De conformidad con lo dispuesto en el apartado uno del artículo 141 de la Ley 37/1992, el régimen especial de las agencias de viajes será de aplicación:
“1.º A las operaciones realizadas por las agencias de viajes cuando actúen en nombre propio respecto de los viajeros y utilicen en la realización del viaje bienes entregados o servicios prestados por otros empresarios o profesionales.
A efectos de este régimen especial, se considerarán viajes los servicios de hospedaje o transporte prestados conjuntamente o por separado y, en su caso, con otros de carácter accesorio o complementario de los mismos.
2.º A las operaciones realizadas por los organizadores de circuitos turísticos y cualquier empresario o profesional en los que concurran las circunstancias previstas en el número anterior.
Dos.
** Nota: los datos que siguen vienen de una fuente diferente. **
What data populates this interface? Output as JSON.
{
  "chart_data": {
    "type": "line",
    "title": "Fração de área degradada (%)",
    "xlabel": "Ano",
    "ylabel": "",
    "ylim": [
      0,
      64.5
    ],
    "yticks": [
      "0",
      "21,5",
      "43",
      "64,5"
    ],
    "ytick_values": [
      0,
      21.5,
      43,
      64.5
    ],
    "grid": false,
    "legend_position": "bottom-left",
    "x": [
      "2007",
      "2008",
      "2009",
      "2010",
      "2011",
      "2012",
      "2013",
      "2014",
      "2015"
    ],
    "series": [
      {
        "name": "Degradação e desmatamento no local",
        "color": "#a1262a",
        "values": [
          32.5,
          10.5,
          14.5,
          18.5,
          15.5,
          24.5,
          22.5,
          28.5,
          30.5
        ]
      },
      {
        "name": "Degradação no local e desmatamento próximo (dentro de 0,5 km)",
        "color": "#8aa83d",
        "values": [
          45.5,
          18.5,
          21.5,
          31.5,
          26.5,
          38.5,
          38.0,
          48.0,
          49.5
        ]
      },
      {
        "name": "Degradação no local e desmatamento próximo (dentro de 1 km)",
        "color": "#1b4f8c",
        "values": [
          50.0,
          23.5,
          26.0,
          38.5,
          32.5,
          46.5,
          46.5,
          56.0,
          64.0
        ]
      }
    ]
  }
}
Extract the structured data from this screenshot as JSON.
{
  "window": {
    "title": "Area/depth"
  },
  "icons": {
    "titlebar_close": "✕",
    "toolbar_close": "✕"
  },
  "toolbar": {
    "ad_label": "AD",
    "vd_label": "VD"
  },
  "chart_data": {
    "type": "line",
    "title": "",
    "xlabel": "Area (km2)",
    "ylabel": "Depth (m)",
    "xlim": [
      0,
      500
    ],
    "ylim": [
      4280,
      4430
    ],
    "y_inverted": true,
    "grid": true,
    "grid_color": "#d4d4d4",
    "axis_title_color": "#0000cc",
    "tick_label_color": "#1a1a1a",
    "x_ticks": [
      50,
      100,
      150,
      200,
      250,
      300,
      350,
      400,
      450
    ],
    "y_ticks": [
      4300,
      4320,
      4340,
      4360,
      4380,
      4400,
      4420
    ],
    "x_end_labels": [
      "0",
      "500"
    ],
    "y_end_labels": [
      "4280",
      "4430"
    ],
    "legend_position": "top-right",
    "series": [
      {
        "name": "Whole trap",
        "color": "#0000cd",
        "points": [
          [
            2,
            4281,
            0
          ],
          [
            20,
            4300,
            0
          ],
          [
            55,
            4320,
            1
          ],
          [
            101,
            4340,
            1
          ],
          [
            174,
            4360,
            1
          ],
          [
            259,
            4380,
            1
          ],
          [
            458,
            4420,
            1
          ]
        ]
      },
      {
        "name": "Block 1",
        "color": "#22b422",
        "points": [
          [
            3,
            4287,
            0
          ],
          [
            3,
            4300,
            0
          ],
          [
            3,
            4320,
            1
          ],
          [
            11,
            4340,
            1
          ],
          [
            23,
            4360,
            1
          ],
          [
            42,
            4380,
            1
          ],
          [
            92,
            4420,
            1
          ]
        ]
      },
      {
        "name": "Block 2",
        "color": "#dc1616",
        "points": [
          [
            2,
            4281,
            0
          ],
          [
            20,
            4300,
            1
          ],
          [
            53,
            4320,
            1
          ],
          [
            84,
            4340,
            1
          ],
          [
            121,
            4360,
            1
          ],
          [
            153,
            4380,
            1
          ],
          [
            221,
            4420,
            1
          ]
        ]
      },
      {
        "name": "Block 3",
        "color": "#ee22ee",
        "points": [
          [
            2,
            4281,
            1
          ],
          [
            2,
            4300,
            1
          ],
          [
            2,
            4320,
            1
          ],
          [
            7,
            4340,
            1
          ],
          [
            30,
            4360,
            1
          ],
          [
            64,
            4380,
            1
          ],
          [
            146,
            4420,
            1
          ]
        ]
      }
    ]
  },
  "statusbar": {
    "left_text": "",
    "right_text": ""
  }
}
El régimen especial de las agencias de viajes no será de aplicación a las operaciones llevadas a cabo utilizando para la realización del viaje exclusivamente medios de transporte o de hostelería propios.
Tratándose de viajes realizados utilizando en parte medios propios y en parte medios ajenos, el régimen especial sólo se aplicará respecto de los servicios prestados mediante medios ajenos.”.
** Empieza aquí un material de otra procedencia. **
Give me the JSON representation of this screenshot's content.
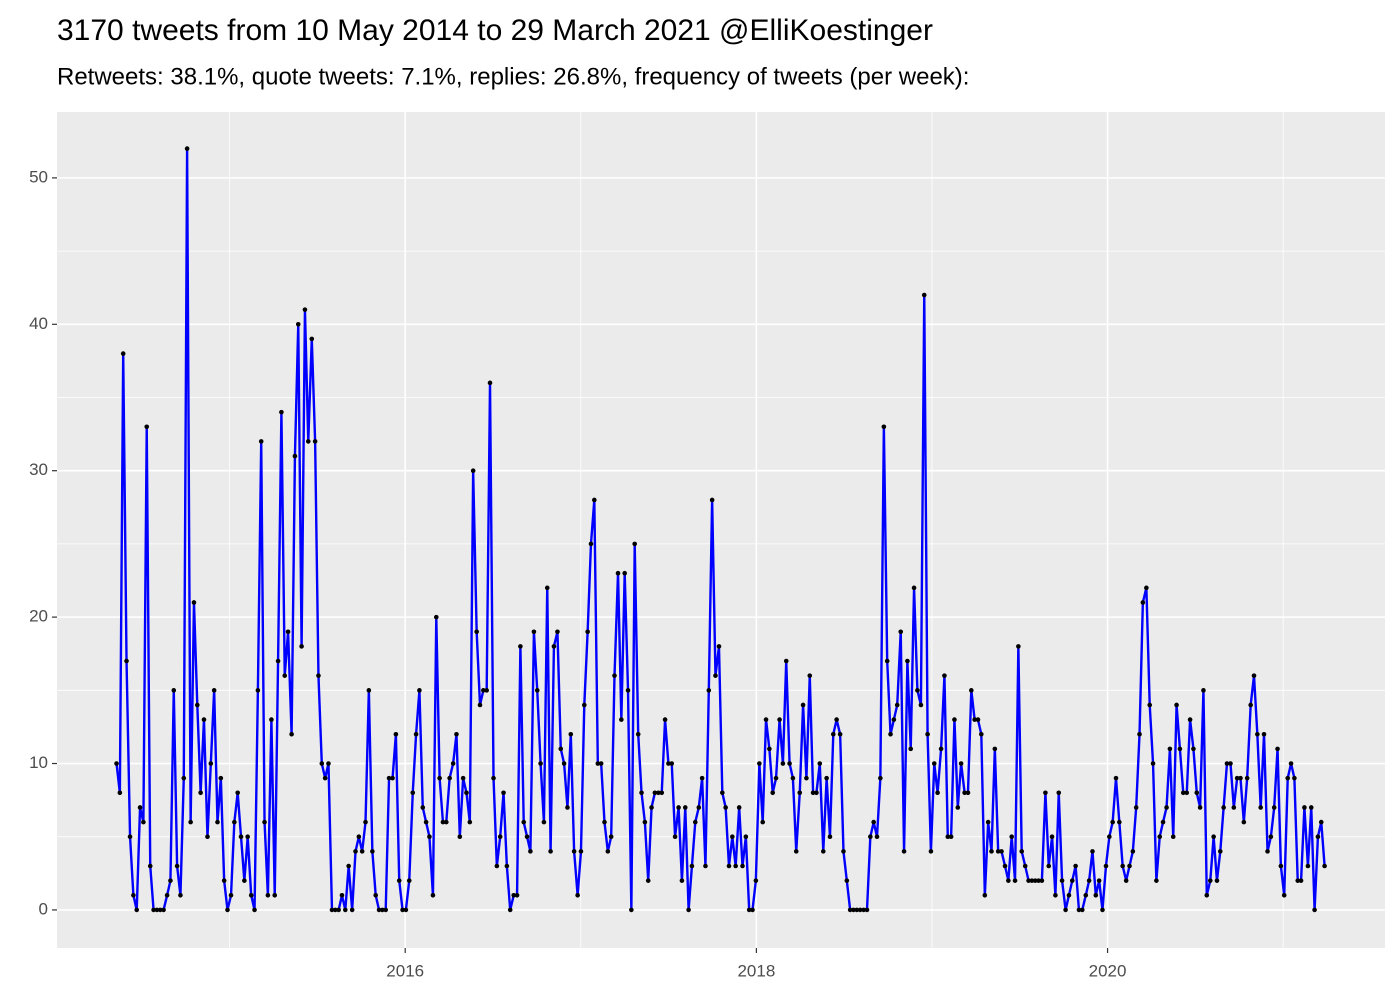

En consecuencia, será de aplicación el régimen especial de las agencias de viajes a las prestaciones de servicios que constituyan un servicio de viajes compuesto necesariamente por un único servicio principal de alojamiento o de transporte, o por un servicio de transporte y/o alojamiento prestado conjuntamente con otros servicios accesorios o complementarios de los mismos.
Los servicios a los que resulte aplicable el régimen especial de las agencias de viajes deberán prestarse al cliente en nombre propio, utilizando para ello bienes entregados o servicios prestados por otros empresarios o profesionales tal y como parece suceder en el caso de los servicios de alojamiento objeto de consulta.
Por lo tanto, del escrito de consulta parece deducirse que el consultante va a prestar servicios de alojamiento en nombre propio y utilizando exclusivamente medios ajenos por lo que, a los mismos, les resultaría de aplicación el régimen especial de las agencias de viajes del Impuesto sobre el Valor Añadido, con independencia de que formalmente tenga la consideración de agencia de viaje o no, tal y como ha puesto de manifiesto reiteradamente el Tribunal de Justicia de la Unión Europea, entre otras, en la sentencia de 22 de octubre de 1998, asuntos C-308/96 y C-94/97.
6.- Lo que comunico a Vd. con efectos vinculantes, conforme a lo dispuesto en el apartado 1 del artículo 89 de la Ley 58/2003, de 17 de diciembre, General Tributaria.